Celebrate the holiday season at the art museum! Come explore the world of comics and art inspired by writing. Art activities for kids of all ages include projects based on the work of contemporary artist Lesley Dill, PEANUTS’ Charles Schulz, and guest artist Jan Eliot, creator of “Stone Soup.” Be sure to take time to make your own shadow puppet. Light refreshments and holiday entertainment will also be a part of this magical day. Cosponsored by the Confucius Institute
About the Jordan Schnitzer Museum of Art
The University of Oregon's Jordan Schnitzer Museum of Art is a premier Pacific Northwest museum for exhibitions and collections of historic and contemporary art based in a major university setting. The mission of the museum is to enhance the University of Oregon’s academic mission and to further the appreciation and enjoyment of the visual arts for the general public. The JSMA features significant collections galleries devoted to art from China, Japan, Korea, America and elsewhere as well as changing special exhibition galleries. The JSMA is one of six museums in Oregon accredited by the American Association of Museums.
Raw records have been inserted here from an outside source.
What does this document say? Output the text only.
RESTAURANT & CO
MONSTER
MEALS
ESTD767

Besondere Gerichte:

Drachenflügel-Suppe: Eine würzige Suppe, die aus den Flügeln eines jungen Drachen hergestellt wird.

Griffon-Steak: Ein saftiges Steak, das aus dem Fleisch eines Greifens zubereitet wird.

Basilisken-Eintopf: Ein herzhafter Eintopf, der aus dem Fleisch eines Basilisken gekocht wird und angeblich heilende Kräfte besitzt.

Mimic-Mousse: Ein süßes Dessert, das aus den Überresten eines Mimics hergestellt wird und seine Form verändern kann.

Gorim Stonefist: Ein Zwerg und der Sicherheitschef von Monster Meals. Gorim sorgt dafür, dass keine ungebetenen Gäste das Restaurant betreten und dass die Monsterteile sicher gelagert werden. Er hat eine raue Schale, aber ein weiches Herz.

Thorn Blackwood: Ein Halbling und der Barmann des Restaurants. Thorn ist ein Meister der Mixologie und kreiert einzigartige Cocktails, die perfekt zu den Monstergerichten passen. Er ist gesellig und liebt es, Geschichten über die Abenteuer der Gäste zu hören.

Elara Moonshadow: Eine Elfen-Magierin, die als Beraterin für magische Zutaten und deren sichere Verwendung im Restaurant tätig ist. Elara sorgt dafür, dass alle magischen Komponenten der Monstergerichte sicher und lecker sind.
The Jordan Schnitzer Museum of Art is located on the University of Oregon campus at 1430 Johnson Lane. Museum hours are 11 a.m. to 8 p.m. Wednesdays, and 11 a.m. to 5 p.m. Tuesdays and Thursdays through Sundays. Admission is $5 for adults and $3 for senior citizens. Free admission is given to ages 18 and under, JSMA members, college students with ID, and University of Oregon faculty, staff and students. For information, contact the JSMA, 541-346-3027.
About the University of Oregon
The University of Oregon is among the 108 institutions chosen from 4,633 U.S. universities for top-tier designation of "Very High Research Activity" in the 2010 Carnegie Classification of Institutions of Higher Education. The UO also is one of two Pacific Northwest members of the Association of American Universities.